Les présidents de Harvard, de l’Université de Pennsylvanie et du Massachusetts Institute of Technology ont été sévèrement condamnés pour avoir soutenu lors d’une audience du Congrès sur l’antisémitisme que les appels au génocide contre les Juifs ne sont pas toujours susceptibles d’être sanctionnés sur leurs campus. (Liz Magill de Penn a depuis démissionné.)

On a moins remarqué à quel point leurs attentes à l’égard des étudiants juifs mettent en évidence à quel point les attentes sont faibles à l’égard des étudiants noirs sur de nombreux campus universitaires – des attentes suffisamment faibles pour être considérées comme une sorte de racisme.

Oui, du racisme, même s’il s’agit plutôt du « sectarisme doux des faibles attentes » auquel George W. Bush a fait référence.

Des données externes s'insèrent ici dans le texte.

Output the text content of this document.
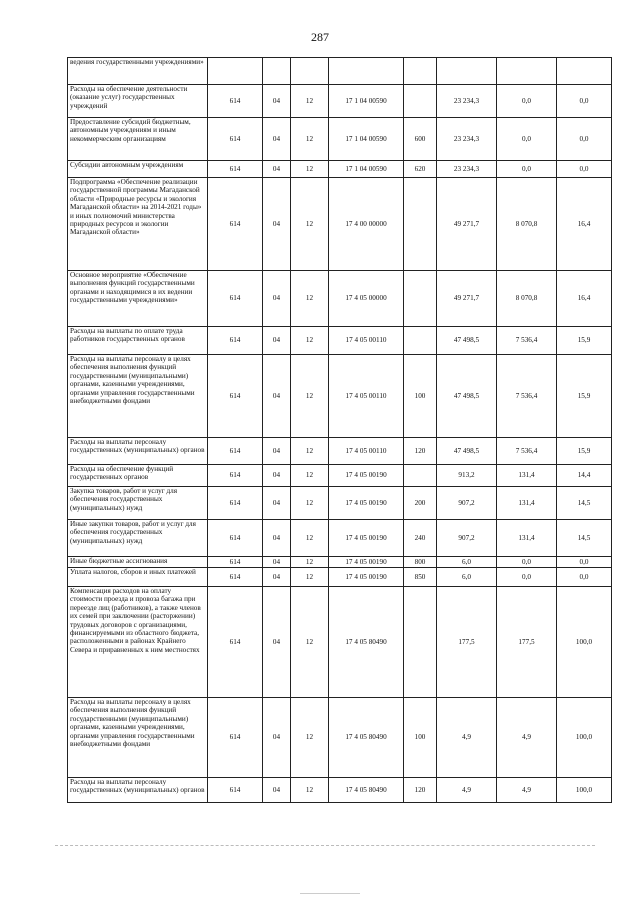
287
ведения государственными учреждениями»								
Расходы на обеспечение деятельности (оказание услуг) государственных учреждений	614	04	12	17 1 04 00590		23 234,3	0,0	0,0
Предоставление субсидий бюджетным, автономным учреждениям и иным некоммерческим организациям	614	04	12	17 1 04 00590	600	23 234,3	0,0	0,0
Субсидии автономным учреждениям	614	04	12	17 1 04 00590	620	23 234,3	0,0	0,0
Подпрограмма «Обеспечение реализации государственной программы Магаданской области «Природные ресурсы и экология Магаданской области» на 2014-2021 годы» и иных полномочий министерства природных ресурсов и экологии Магаданской области»	614	04	12	17 4 00 00000		49 271,7	8 070,8	16,4
Основное мероприятие «Обеспечение выполнения функций государственными органами и находящимися в их ведении государственными учреждениями»	614	04	12	17 4 05 00000		49 271,7	8 070,8	16,4
Расходы на выплаты по оплате труда работников государственных органов	614	04	12	17 4 05 00110		47 498,5	7 536,4	15,9
Расходы на выплаты персоналу в целях обеспечения выполнения функций государственными (муниципальными) органами, казенными учреждениями, органами управления государственными внебюджетными фондами	614	04	12	17 4 05 00110	100	47 498,5	7 536,4	15,9
Расходы на выплаты персоналу государственных (муниципальных) органов	614	04	12	17 4 05 00110	120	47 498,5	7 536,4	15,9
Расходы на обеспечение функций государственных органов	614	04	12	17 4 05 00190		913,2	131,4	14,4
Закупка товаров, работ и услуг для обеспечения государственных (муниципальных) нужд	614	04	12	17 4 05 00190	200	907,2	131,4	14,5
Иные закупки товаров, работ и услуг для обеспечения государственных (муниципальных) нужд	614	04	12	17 4 05 00190	240	907,2	131,4	14,5
Иные бюджетные ассигнования	614	04	12	17 4 05 00190	800	6,0	0,0	0,0
Уплата налогов, сборов и иных платежей	614	04	12	17 4 05 00190	850	6,0	0,0	0,0
Компенсация расходов на оплату стоимости проезда и провоза багажа при переезде лиц (работников), а также членов их семей при заключении (расторжении) трудовых договоров с организациями, финансируемыми из областного бюджета, расположенными в районах Крайнего Севера и приравненных к ним местностях	614	04	12	17 4 05 80490		177,5	177,5	100,0
Расходы на выплаты персоналу в целях обеспечения выполнения функций государственными (муниципальными) органами, казенными учреждениями, органами управления государственными внебюджетными фондами	614	04	12	17 4 05 80490	100	4,9	4,9	100,0
Расходы на выплаты персоналу государственных (муниципальных) органов	614	04	12	17 4 05 80490	120	4,9	4,9	100,0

De nombreux dirigeants d’universités d’élite semblent penser qu’en tant que gardiens de l’antiracisme moderne, leur travail consiste à dénoncer et à pénaliser, dans la mesure du possible, tout ce qui est dit ou fait qui met les étudiants noirs mal à l’aise.

Lors de l’audience au Congrès, les présidents ont clairement indiqué que les étudiants juifs devraient être protégés lorsque le discours de haine est « dirigé, sévère, omniprésent » (selon les mots de Mme Magill) ou lorsque le discours « devient une conduite » (Claudine Gay ...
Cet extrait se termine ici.